Tuesday, 8 December 2015

Burn, baby, burn

There’s a cheer with a real fire that the civilising influence of several millennia can do nothing to dampen. It’s a primeval comforter, our response to it being hard-wired into us at some point on the evolutionary journey. The alluring blue light of smartphone or tablet might flirt with our attention and distract us from more constructive pursuits, but it can’t hold a candle to an open flame, lacking not only the warmth, but also somehow the substance.

I’ll often sit down of an evening and watch the play of the flames in the stove; it’s a decidedly superior way in which to while away the time, especially when compared to watching the telly, and the stories that unfold in the heart of the fire are more compelling by far. But this winter having been such a disappointment so far – so mild, and dreary – we’ve hardly had cause to light a fire at all, which is beyond miserable. Our one consolation for the awful darkness at the death of the year is the bright fire in our hearths; it’s a pitiful season that not only robs us of the daylight, but contrives to be too warm to make the lighting of a fire a daily event.

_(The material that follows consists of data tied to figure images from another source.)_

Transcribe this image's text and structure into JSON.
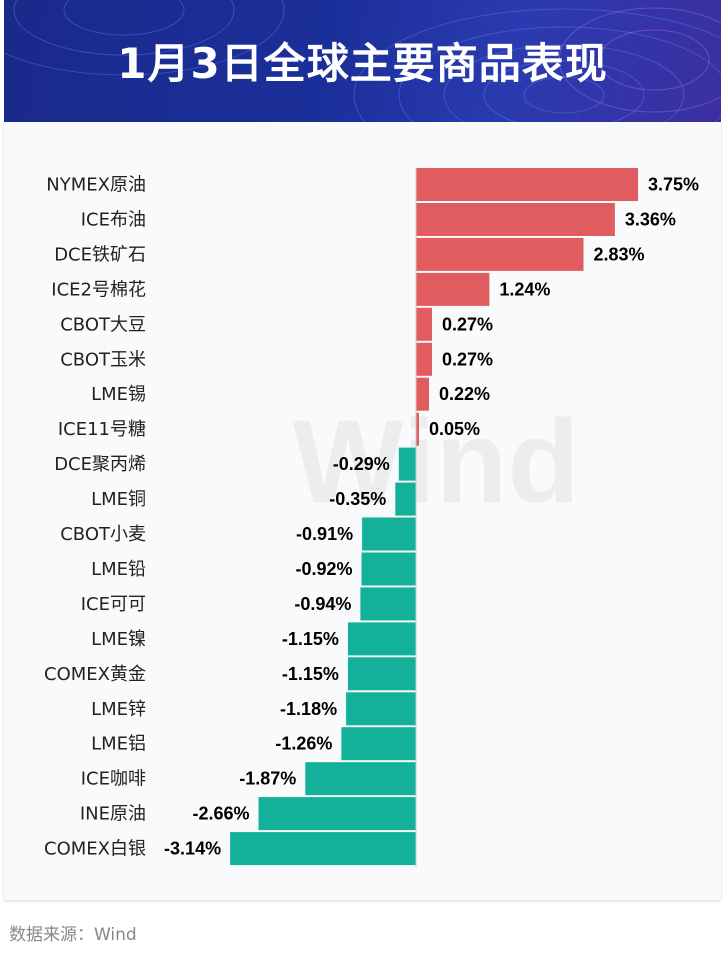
{
  "header": {
    "title": "1月3日全球主要商品表现"
  },
  "footer": {
    "source": "数据来源：Wind"
  },
  "watermark": "Wind",
  "colors": {
    "positive": "#e05c5f",
    "negative": "#13b09a",
    "header_bg": "#1b2f9a"
  },
  "chart_data": {
    "type": "bar",
    "orientation": "horizontal",
    "title": "1月3日全球主要商品表现",
    "unit": "%",
    "categories": [
      "NYMEX原油",
      "ICE布油",
      "DCE铁矿石",
      "ICE2号棉花",
      "CBOT大豆",
      "CBOT玉米",
      "LME锡",
      "ICE11号糖",
      "DCE聚丙烯",
      "LME铜",
      "CBOT小麦",
      "LME铅",
      "ICE可可",
      "LME镍",
      "COMEX黄金",
      "LME锌",
      "LME铝",
      "ICE咖啡",
      "INE原油",
      "COMEX白银"
    ],
    "values": [
      3.75,
      3.36,
      2.83,
      1.24,
      0.27,
      0.27,
      0.22,
      0.05,
      -0.29,
      -0.35,
      -0.91,
      -0.92,
      -0.94,
      -1.15,
      -1.15,
      -1.18,
      -1.26,
      -1.87,
      -2.66,
      -3.14
    ],
    "labels": [
      "3.75%",
      "3.36%",
      "2.83%",
      "1.24%",
      "0.27%",
      "0.27%",
      "0.22%",
      "0.05%",
      "-0.29%",
      "-0.35%",
      "-0.91%",
      "-0.92%",
      "-0.94%",
      "-1.15%",
      "-1.15%",
      "-1.18%",
      "-1.26%",
      "-1.87%",
      "-2.66%",
      "-3.14%"
    ],
    "xlim": [
      -3.14,
      3.75
    ],
    "grid": false,
    "legend": "none"
  }
}
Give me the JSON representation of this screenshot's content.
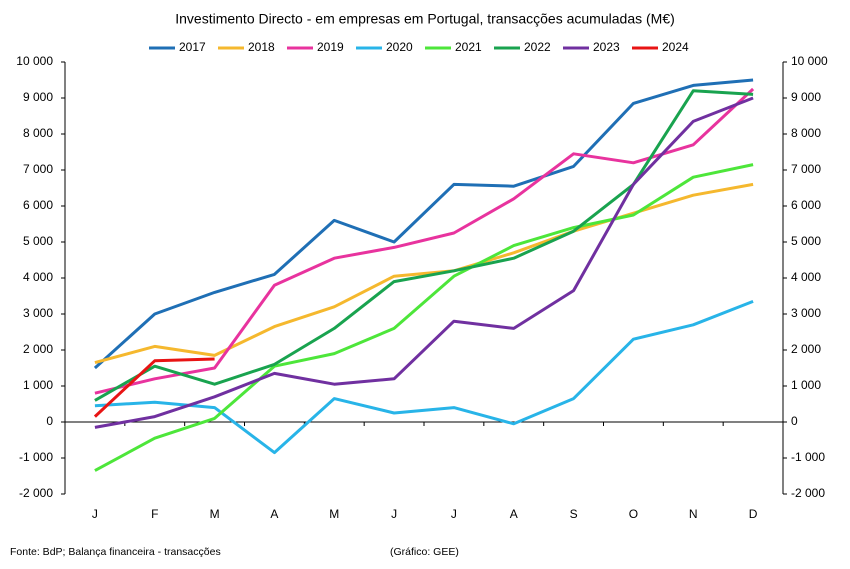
{
  "chart_data": {
    "type": "line",
    "title": "Investimento  Directo - em empresas em Portugal,  transacções acumuladas  (M€)",
    "categories": [
      "J",
      "F",
      "M",
      "A",
      "M",
      "J",
      "J",
      "A",
      "S",
      "O",
      "N",
      "D"
    ],
    "series": [
      {
        "name": "2017",
        "color": "#1f6fb5",
        "values": [
          1500,
          3000,
          3600,
          4100,
          5600,
          5000,
          6600,
          6550,
          7100,
          8850,
          9350,
          9500
        ]
      },
      {
        "name": "2018",
        "color": "#f5b82e",
        "values": [
          1650,
          2100,
          1850,
          2650,
          3200,
          4050,
          4200,
          4700,
          5300,
          5800,
          6300,
          6600
        ]
      },
      {
        "name": "2019",
        "color": "#e8339e",
        "values": [
          800,
          1200,
          1500,
          3800,
          4550,
          4850,
          5250,
          6200,
          7450,
          7200,
          7700,
          9250
        ]
      },
      {
        "name": "2020",
        "color": "#28b4e8",
        "values": [
          450,
          550,
          400,
          -850,
          650,
          250,
          400,
          -50,
          650,
          2300,
          2700,
          3350
        ]
      },
      {
        "name": "2021",
        "color": "#4de63a",
        "values": [
          -1350,
          -450,
          100,
          1550,
          1900,
          2600,
          4050,
          4900,
          5400,
          5750,
          6800,
          7150
        ]
      },
      {
        "name": "2022",
        "color": "#19a34f",
        "values": [
          600,
          1550,
          1050,
          1600,
          2600,
          3900,
          4200,
          4550,
          5300,
          6600,
          9200,
          9100
        ]
      },
      {
        "name": "2023",
        "color": "#7030a0",
        "values": [
          -150,
          150,
          700,
          1350,
          1050,
          1200,
          2800,
          2600,
          3650,
          6600,
          8350,
          9000
        ]
      },
      {
        "name": "2024",
        "color": "#e81414",
        "values": [
          150,
          1700,
          1750,
          null,
          null,
          null,
          null,
          null,
          null,
          null,
          null,
          null
        ]
      }
    ],
    "ylim": [
      -2000,
      10000
    ],
    "yticks": [
      {
        "value": -2000,
        "label": "-2 000"
      },
      {
        "value": -1000,
        "label": "-1 000"
      },
      0,
      {
        "value": 1000,
        "label": "1 000"
      },
      {
        "value": 2000,
        "label": "2 000"
      },
      {
        "value": 3000,
        "label": "3 000"
      },
      {
        "value": 4000,
        "label": "4 000"
      },
      {
        "value": 5000,
        "label": "5 000"
      },
      {
        "value": 6000,
        "label": "6 000"
      },
      {
        "value": 7000,
        "label": "7 000"
      },
      {
        "value": 8000,
        "label": "8 000"
      },
      {
        "value": 9000,
        "label": "9 000"
      },
      {
        "value": 10000,
        "label": "10 000"
      }
    ],
    "y2lim": [
      -2000,
      10000
    ],
    "y2ticks": [
      {
        "value": -2000,
        "label": "-2 000"
      },
      {
        "value": -1000,
        "label": "-1 000"
      },
      0,
      {
        "value": 1000,
        "label": "1 000"
      },
      {
        "value": 2000,
        "label": "2 000"
      },
      {
        "value": 3000,
        "label": "3 000"
      },
      {
        "value": 4000,
        "label": "4 000"
      },
      {
        "value": 5000,
        "label": "5 000"
      },
      {
        "value": 6000,
        "label": "6 000"
      },
      {
        "value": 7000,
        "label": "7 000"
      },
      {
        "value": 8000,
        "label": "8 000"
      },
      {
        "value": 9000,
        "label": "9 000"
      },
      {
        "value": 10000,
        "label": "10 000"
      }
    ],
    "grid": false,
    "legend": "top",
    "source": "Fonte: BdP; Balança financeira - transacções",
    "note": "(Gráfico: GEE)"
  }
}
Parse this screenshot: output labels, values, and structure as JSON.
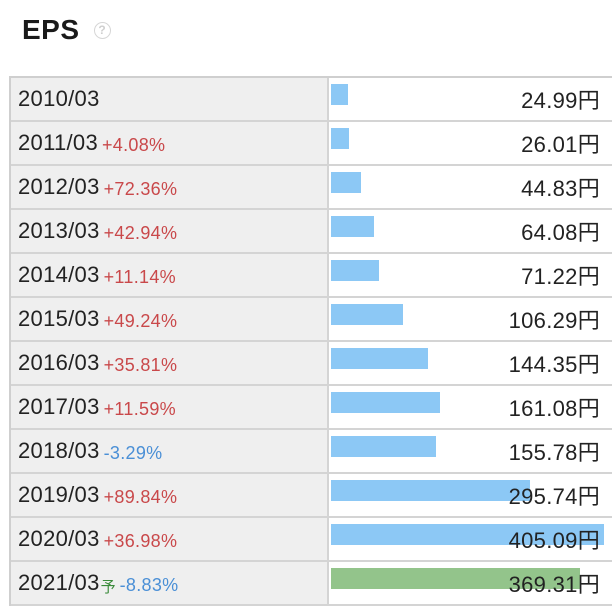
{
  "header": {
    "title": "EPS",
    "help_symbol": "?"
  },
  "colors": {
    "actual_bar": "#8cc8f5",
    "forecast_bar": "#93c48b",
    "positive_change": "#c9484a",
    "negative_change": "#4a8fd6"
  },
  "chart_data": {
    "type": "bar",
    "orientation": "horizontal",
    "title": "EPS",
    "unit": "円",
    "categories": [
      "2010/03",
      "2011/03",
      "2012/03",
      "2013/03",
      "2014/03",
      "2015/03",
      "2016/03",
      "2017/03",
      "2018/03",
      "2019/03",
      "2020/03",
      "2021/03"
    ],
    "values": [
      24.99,
      26.01,
      44.83,
      64.08,
      71.22,
      106.29,
      144.35,
      161.08,
      155.78,
      295.74,
      405.09,
      369.31
    ],
    "xlim": [
      0,
      405.09
    ],
    "rows": [
      {
        "period": "2010/03",
        "change": "",
        "value": 24.99,
        "value_label": "24.99円",
        "forecast": false
      },
      {
        "period": "2011/03",
        "change": "+4.08%",
        "value": 26.01,
        "value_label": "26.01円",
        "forecast": false
      },
      {
        "period": "2012/03",
        "change": "+72.36%",
        "value": 44.83,
        "value_label": "44.83円",
        "forecast": false
      },
      {
        "period": "2013/03",
        "change": "+42.94%",
        "value": 64.08,
        "value_label": "64.08円",
        "forecast": false
      },
      {
        "period": "2014/03",
        "change": "+11.14%",
        "value": 71.22,
        "value_label": "71.22円",
        "forecast": false
      },
      {
        "period": "2015/03",
        "change": "+49.24%",
        "value": 106.29,
        "value_label": "106.29円",
        "forecast": false
      },
      {
        "period": "2016/03",
        "change": "+35.81%",
        "value": 144.35,
        "value_label": "144.35円",
        "forecast": false
      },
      {
        "period": "2017/03",
        "change": "+11.59%",
        "value": 161.08,
        "value_label": "161.08円",
        "forecast": false
      },
      {
        "period": "2018/03",
        "change": "-3.29%",
        "value": 155.78,
        "value_label": "155.78円",
        "forecast": false
      },
      {
        "period": "2019/03",
        "change": "+89.84%",
        "value": 295.74,
        "value_label": "295.74円",
        "forecast": false
      },
      {
        "period": "2020/03",
        "change": "+36.98%",
        "value": 405.09,
        "value_label": "405.09円",
        "forecast": false
      },
      {
        "period": "2021/03",
        "forecast_mark": "予",
        "change": "-8.83%",
        "value": 369.31,
        "value_label": "369.31円",
        "forecast": true
      }
    ]
  }
}
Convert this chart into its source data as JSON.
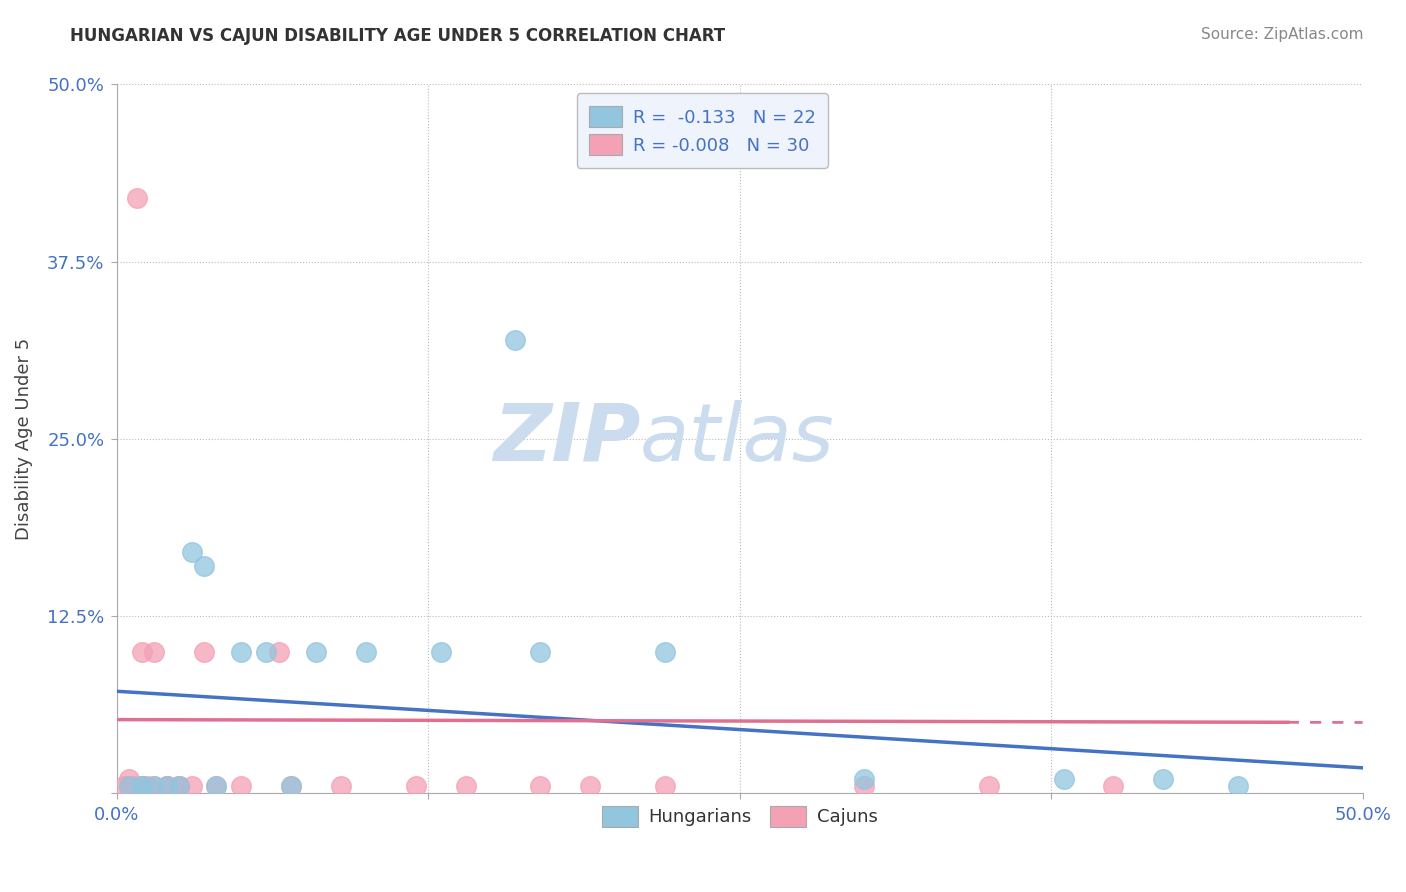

How glad is the gardener of a good blaze, though! Tediously mild or bitingly cold, there’s always plenty of material unfit for compost heap or shredder, and too unwieldy for the council’s green waste collection, that will amply acquit itself as fuel for a heartening burn to drive the dull drab grey away. I’m no cub scout and, much as I’m sure it would offend Messers Grylls and Mears, resort to firelighters and matches to get a bonfire going. But never, in the manner of one venerable assistant head gardener of my acquaintance, to diesel, poured liberally from an old red can. He was a fabulous character, a lovely man and an absolute walking encyclopaedia of gardening knowledge and experience, so it always came as a surprise to me when he reached for the accelerant, rather than beginning the process by the rubbing together of a couple of sticks. At least it wasn’t petrol. People who habitually start fires with petrol tend not to last very long.

Well contained
There are those who might look askance at my advocacy of the garden bonfire, pointing to the aggregate effects upon global warming of a nation of gardeners burning their winter waste. And they might have a point, if all of us did it every week. But I fail to see how the occasional, well tended and considerately managed fire could cause a problem. Besides which, I’ll only take lectures on the topic from those who have forsworn both meat and air travel*. I’m not sure how many bonfires I’ll get to a year’s worth of cattle farts and return flights to Lanzarote, but I’m willing to bet it’s a fair few.

Today has been damp, but tomorrow looks fine and I’ve high hopes of finding sufficient dry tinder and kindling to get a fire going. There’s always plenty of birch brash in my Wednesday garden, and that needs little encouragement to burn. All that remains is to pack matches, firelighters and hayfork, and pray the rain holds off overnight.

Can’t help seeing faces in things. A warm smile on the incinerator here.









*You’ll probably still get short shrift. But maybe a toasted marshmallow if you’re lucky.